The Crucial Definitions in the Court’s Charge

The total loss of use was defined in the charge as well as partial loss of use. The court charged:

“Total loss of use” of a member of the body exists whenever by reason of injury such member no longer possesses any substantial utility as a member of the body or the condition of the injured member is such that the worker cannot get and keep employment requiring the use of such member.
“Partial loss of use” of a particular member means any loss of use less than total loss of use of such member.

*757In jury question no. 1, “injuries” are defined by these four paragraphs:

“Injury” means damage or harm to the physical structure of the body and such diseases or infections as naturally result from such damage or harm.
“Injury” also includes any incitement, precipitation, acceleration or aggravation of any disease, infirmity, or condition, previously or subsequently existing, by reason of such damage or harm.
“Injury” also includes any damage or harm arising out of the medical or surgical treatment instituted to cure or relieve the effects of the injury.
“Injury” also includes any mental or nervous disorder that impairs the use or control of the physical structure of his right leg.

Construing harmoniously the definitions of “total loss of use” and “injury”, the com-pensable period should commence whenever such specific member totally loses its use as defined by the trial court in this case.

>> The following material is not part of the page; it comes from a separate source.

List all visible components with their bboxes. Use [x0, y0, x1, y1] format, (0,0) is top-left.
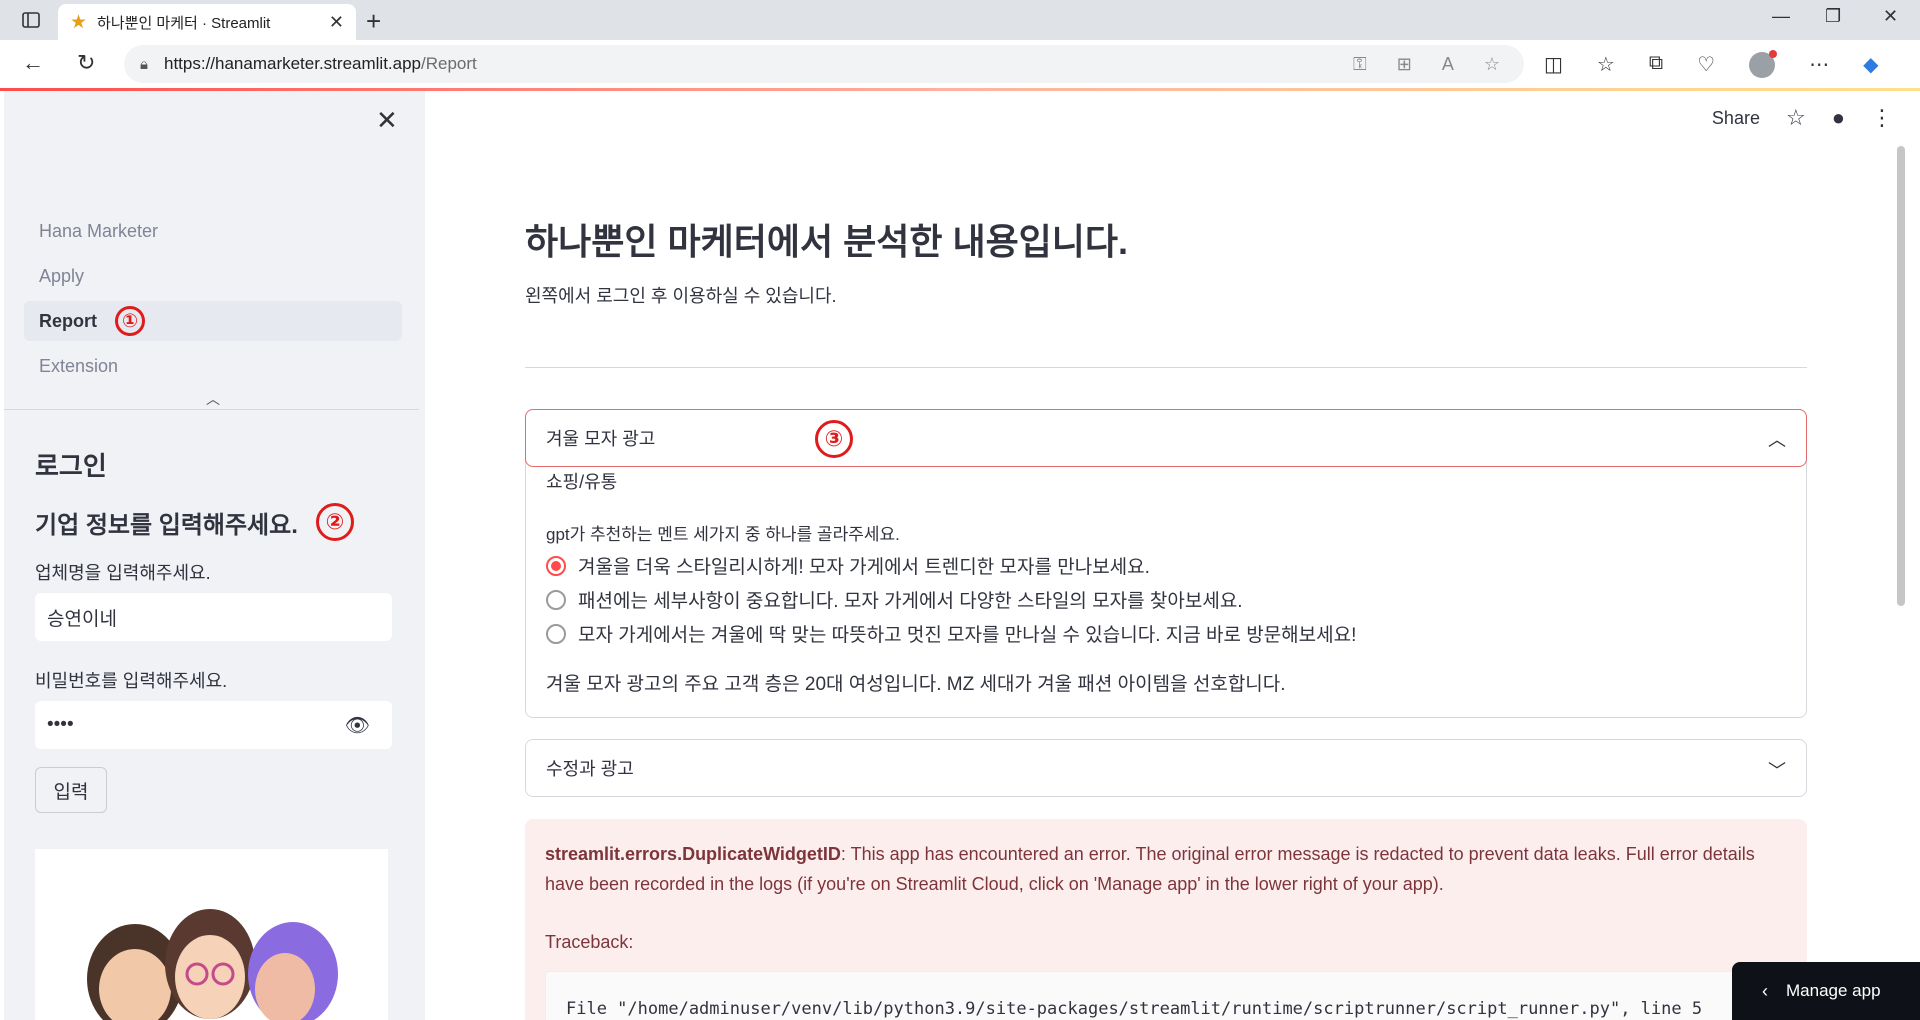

Basically, the legislature’s intent in enacting the Workers’ Compensation Law was to protect and compensate injured Texas workers. The paramount rationale in Workers’ Compensation litigation dictates that the worker receive compensation for an accidental personal injury resulting in disability or incapacity. The accidental personal injury must have occurred in the course and scope of his employment. The worker is clearly entitled to recover for specific injuries according to the statutory schedule as set out in section 12. Horn-book law has firmly established that the Workers’ Compensation Act should be liberally construed in favor of the injured worker. Fidelity Cas. Co. of New York v. Stephens, 832 S.W.2d 68 (Tex.App.—Beaumont 1992, no writ).

In light of the above we hold that for a specific injury as set out in section 12 the period of compensable weeks commences on the beginning date of the total loss of use, being in this case May 3, 1991. The 200 weeks then begins on May 3, 1991. Since the total loss of use was permanent, the worker is entitled to 200 weeks of compensation. The parties agreed that Young’s prior average weekly wage was $321.60. The judgment is reversed and the cause is remanded to the trial court for the entry of a judgment consistent with this opinion.

REVERSED AND REMANDED.






Concurrence Opinion

WALKER, Chief Justice,

concurring.

I must agree with the majority for there exists no supportive legal foundation to do otherwise. Quite obviously, there is a gap in Tex.Rev.Civ.Stat.Ann. art. 8306 § 12. This gap is approximately 74 years in age. Appellant’s recovery occurs approximately 13 years 7 months after date of injury. Hypothetically, I suppose recovery could be had 74 years later.